Consideration of mercury as a causal or exacerbating factor for AD is especially relevant when mercury is present in combination with other heavy metals such as zinc (Zn) cadmium (Cd) and lead (Pb). Synergistic toxicity is not an exception but is observed as a general rule (19). This obviates the argument that mercury must be significantly elevated in AD brains to be considered causal or contributing to the disease state. Further, the reaction of oral mercury from amalgams with toxic thiols produced by periodontal disease bacteria very likely enhances the toxicity of the mercury being released. Humans are likely the only mammals with amalgam fillings and periodontal disease. Bluntly, the determination of safe body levels of mercury by using animal data where the animals have not been exposed to other heavy metals is not scientifically justifiable. Mercury is much more toxic to individuals with other heavy metal exposures. It is my opinion that one of the major unanswered questions concerning the toxic effects of mercury is “does the combination of mercury with different heavy metals lead to different clinical observations of toxicity?”

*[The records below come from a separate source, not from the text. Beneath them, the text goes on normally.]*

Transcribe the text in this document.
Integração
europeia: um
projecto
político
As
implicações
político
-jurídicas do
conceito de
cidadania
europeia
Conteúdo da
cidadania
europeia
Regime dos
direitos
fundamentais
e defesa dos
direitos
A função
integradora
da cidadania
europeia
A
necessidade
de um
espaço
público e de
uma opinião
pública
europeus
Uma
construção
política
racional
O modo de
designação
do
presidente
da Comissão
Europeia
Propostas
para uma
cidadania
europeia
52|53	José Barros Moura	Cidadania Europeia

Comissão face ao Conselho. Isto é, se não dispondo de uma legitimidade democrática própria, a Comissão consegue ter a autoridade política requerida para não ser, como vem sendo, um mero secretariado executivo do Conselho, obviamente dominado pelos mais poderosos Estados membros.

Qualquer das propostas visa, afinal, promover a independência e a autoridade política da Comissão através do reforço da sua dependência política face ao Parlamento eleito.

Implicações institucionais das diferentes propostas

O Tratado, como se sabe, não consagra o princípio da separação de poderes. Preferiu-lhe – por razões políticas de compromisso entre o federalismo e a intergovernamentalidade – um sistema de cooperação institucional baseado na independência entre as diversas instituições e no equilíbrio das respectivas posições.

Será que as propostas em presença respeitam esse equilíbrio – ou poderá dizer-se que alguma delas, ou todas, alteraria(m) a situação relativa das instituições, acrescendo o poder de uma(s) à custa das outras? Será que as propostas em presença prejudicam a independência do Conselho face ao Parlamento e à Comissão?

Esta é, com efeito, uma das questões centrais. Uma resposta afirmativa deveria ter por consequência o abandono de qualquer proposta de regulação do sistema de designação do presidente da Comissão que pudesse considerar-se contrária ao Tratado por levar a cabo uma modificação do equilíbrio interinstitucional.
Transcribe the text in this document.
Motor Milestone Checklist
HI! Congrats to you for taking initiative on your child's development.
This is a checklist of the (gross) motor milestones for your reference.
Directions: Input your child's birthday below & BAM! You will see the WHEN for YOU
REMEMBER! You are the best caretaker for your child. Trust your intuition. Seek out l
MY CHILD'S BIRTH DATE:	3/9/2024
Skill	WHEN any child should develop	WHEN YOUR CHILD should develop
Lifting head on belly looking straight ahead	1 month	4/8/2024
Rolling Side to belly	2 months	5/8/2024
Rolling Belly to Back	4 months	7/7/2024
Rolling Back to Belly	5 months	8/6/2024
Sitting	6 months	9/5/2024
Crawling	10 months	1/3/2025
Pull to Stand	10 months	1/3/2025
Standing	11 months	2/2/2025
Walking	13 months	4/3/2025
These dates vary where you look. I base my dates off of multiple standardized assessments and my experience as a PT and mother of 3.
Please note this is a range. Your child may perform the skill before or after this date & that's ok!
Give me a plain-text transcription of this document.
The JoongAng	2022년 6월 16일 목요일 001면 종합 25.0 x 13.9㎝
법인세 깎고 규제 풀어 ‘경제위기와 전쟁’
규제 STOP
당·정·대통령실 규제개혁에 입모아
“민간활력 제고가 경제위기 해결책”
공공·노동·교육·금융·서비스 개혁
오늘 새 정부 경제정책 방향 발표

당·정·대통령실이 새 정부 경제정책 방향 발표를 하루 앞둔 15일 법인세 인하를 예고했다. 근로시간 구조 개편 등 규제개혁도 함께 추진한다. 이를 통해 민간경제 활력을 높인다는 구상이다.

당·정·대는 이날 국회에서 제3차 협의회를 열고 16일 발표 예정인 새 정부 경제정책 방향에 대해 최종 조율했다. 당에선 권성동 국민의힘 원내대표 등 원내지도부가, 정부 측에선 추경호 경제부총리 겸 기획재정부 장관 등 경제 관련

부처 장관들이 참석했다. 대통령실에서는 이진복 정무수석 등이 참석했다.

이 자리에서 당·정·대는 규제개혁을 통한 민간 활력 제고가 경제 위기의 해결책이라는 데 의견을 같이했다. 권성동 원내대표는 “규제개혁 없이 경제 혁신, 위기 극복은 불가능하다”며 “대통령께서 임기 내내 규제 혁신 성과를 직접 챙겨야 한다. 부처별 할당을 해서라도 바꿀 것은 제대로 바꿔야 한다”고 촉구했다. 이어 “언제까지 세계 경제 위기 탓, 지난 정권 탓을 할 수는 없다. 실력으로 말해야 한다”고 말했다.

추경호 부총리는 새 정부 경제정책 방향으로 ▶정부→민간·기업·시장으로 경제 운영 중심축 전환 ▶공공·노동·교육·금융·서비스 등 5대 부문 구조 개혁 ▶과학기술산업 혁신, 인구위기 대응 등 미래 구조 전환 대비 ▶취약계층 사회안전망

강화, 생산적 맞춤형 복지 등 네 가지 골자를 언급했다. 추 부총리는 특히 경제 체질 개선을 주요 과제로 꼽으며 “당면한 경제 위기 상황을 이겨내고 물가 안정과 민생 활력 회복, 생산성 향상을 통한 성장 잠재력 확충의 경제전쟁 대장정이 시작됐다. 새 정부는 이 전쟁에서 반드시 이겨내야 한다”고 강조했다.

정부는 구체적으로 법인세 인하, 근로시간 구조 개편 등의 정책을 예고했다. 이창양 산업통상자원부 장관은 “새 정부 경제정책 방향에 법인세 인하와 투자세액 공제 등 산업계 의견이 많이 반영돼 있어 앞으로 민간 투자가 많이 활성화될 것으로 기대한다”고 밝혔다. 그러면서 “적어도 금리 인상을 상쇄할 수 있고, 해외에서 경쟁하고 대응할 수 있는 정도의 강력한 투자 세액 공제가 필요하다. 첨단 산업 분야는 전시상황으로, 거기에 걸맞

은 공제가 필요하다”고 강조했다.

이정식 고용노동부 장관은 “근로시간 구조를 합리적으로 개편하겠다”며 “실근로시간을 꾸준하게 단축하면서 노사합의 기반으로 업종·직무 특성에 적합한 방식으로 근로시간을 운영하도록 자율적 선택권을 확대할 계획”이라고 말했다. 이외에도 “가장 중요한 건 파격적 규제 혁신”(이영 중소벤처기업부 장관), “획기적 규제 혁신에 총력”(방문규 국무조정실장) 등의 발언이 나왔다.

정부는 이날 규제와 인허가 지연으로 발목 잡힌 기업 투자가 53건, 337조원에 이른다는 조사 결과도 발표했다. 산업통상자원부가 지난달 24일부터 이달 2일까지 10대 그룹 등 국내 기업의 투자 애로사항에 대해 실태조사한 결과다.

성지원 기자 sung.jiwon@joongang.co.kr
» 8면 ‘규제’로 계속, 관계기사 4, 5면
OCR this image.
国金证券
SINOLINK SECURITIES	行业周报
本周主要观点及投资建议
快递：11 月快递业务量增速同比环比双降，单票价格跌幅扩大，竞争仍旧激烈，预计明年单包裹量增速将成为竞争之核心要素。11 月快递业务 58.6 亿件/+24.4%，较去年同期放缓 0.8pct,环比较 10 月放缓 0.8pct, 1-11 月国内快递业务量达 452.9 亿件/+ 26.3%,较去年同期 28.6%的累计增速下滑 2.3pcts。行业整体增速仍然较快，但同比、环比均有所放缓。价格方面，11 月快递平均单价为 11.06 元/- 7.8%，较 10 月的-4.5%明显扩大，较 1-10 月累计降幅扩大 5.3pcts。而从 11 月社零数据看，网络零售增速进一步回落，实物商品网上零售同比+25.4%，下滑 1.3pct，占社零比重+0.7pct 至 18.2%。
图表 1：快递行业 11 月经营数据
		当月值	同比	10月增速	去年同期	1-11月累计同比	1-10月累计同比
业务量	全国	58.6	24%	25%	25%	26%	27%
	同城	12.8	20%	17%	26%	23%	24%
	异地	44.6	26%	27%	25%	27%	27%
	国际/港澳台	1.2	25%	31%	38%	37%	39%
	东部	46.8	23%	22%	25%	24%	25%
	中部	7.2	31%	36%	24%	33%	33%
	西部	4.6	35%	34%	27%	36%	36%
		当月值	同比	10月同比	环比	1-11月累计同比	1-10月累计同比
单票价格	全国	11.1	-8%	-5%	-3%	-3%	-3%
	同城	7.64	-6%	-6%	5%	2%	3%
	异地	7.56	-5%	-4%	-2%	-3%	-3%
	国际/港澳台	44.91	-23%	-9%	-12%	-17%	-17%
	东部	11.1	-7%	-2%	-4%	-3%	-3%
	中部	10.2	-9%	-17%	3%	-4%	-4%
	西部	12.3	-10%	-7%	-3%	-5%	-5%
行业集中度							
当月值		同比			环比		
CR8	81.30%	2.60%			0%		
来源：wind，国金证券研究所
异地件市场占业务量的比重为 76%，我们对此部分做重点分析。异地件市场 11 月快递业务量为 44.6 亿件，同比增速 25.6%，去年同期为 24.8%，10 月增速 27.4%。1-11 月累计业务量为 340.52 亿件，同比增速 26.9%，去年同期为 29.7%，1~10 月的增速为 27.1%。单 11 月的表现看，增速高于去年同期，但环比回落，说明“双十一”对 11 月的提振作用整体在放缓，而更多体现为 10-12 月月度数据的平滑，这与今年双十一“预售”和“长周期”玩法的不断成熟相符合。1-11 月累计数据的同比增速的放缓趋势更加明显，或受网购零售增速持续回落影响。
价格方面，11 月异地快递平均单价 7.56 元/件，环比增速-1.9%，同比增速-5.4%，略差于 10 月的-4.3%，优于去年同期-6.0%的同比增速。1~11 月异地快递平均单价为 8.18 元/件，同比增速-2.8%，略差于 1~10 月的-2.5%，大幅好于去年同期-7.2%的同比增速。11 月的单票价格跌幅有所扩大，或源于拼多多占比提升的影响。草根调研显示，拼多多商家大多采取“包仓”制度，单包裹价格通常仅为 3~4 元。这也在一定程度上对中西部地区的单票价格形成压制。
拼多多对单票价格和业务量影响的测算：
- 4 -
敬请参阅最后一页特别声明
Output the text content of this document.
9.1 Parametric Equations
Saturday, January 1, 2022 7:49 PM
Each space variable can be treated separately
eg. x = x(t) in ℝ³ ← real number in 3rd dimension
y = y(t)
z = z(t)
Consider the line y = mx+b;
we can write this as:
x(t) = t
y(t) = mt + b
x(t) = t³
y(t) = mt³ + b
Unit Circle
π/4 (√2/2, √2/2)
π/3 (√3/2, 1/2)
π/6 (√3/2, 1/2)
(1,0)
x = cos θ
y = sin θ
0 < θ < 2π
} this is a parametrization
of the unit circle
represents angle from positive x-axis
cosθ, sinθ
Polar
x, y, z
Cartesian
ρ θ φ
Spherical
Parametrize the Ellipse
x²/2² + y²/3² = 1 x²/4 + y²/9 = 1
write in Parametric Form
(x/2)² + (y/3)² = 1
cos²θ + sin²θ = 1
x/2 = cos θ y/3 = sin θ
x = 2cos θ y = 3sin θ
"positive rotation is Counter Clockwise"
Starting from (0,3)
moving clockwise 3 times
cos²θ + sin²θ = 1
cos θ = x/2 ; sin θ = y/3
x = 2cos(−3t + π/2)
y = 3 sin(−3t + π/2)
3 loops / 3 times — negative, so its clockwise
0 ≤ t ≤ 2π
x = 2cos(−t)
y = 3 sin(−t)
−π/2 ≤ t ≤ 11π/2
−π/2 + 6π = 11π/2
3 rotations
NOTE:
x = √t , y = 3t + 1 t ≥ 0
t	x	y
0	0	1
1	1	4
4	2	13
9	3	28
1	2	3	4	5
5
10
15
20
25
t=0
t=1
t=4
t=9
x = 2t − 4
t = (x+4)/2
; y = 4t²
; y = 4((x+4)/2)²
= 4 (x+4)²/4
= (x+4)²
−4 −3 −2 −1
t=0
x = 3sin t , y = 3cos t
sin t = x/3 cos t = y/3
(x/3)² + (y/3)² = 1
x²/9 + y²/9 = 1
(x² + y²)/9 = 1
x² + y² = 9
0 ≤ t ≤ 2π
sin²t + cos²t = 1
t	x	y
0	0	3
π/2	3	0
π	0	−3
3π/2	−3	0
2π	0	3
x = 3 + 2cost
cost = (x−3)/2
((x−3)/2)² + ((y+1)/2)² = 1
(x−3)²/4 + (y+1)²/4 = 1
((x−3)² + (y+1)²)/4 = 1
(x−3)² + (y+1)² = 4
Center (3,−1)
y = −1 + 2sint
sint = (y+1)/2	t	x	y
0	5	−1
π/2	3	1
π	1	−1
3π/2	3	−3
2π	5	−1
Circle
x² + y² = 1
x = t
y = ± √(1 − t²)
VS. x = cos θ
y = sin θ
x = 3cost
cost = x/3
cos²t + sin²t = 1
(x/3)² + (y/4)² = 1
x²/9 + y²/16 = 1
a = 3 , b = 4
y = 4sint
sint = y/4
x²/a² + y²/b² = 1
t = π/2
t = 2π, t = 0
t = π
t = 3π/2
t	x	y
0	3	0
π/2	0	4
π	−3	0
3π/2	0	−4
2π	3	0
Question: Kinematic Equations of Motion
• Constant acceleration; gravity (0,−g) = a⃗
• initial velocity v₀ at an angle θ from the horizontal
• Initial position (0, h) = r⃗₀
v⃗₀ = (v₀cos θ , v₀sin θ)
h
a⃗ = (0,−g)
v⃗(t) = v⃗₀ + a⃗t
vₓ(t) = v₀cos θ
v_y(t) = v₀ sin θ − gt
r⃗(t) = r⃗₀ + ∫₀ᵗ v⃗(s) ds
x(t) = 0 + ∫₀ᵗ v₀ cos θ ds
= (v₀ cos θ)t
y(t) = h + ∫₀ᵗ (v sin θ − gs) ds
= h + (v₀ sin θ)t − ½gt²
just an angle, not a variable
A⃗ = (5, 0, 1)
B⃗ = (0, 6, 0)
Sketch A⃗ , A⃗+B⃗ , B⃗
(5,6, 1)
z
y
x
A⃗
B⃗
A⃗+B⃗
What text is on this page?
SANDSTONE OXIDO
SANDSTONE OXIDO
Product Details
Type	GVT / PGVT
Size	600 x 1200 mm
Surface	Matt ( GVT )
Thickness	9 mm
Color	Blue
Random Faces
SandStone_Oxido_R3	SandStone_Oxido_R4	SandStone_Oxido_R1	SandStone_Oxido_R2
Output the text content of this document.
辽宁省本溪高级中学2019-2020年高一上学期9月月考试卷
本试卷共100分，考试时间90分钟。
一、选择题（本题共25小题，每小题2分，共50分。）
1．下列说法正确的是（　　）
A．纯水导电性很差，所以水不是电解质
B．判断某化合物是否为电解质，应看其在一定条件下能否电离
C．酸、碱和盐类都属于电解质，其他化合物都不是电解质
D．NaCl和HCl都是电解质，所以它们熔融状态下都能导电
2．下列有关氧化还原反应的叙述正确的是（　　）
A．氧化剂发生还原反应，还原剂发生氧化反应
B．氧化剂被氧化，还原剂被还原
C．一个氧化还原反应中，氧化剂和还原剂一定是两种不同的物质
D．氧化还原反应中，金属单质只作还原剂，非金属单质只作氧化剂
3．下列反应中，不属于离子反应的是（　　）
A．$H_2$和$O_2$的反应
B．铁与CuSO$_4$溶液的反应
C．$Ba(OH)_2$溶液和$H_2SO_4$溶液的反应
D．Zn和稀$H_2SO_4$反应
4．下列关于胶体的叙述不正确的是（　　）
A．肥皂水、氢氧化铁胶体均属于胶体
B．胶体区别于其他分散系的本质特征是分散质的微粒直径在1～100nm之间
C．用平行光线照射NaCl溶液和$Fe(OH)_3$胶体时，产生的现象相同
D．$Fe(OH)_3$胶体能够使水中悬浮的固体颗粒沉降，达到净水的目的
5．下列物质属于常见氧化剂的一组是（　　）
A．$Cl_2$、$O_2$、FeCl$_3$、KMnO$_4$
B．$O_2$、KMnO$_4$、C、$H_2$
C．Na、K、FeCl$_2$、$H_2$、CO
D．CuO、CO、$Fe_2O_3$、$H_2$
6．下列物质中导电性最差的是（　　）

Finally, mercury biochemically mimics numerous observations seen in AD brain tissues including inducing the formation of widely accepted diagnostic hallmarks of the disease. Further, the synergistically toxicity of mercury with other heavy metals, microbial produced oral toxins and certain metal chelators is obvious. It is also a scientific fact that amalgams contribute greatly to overall mercury body burden and are capable of producing cytotoxic solutions with properties like mercury solutions. Therefore, it seems very reasonable to consider a hypothesis that mercury would be the major contributor to early onset AD.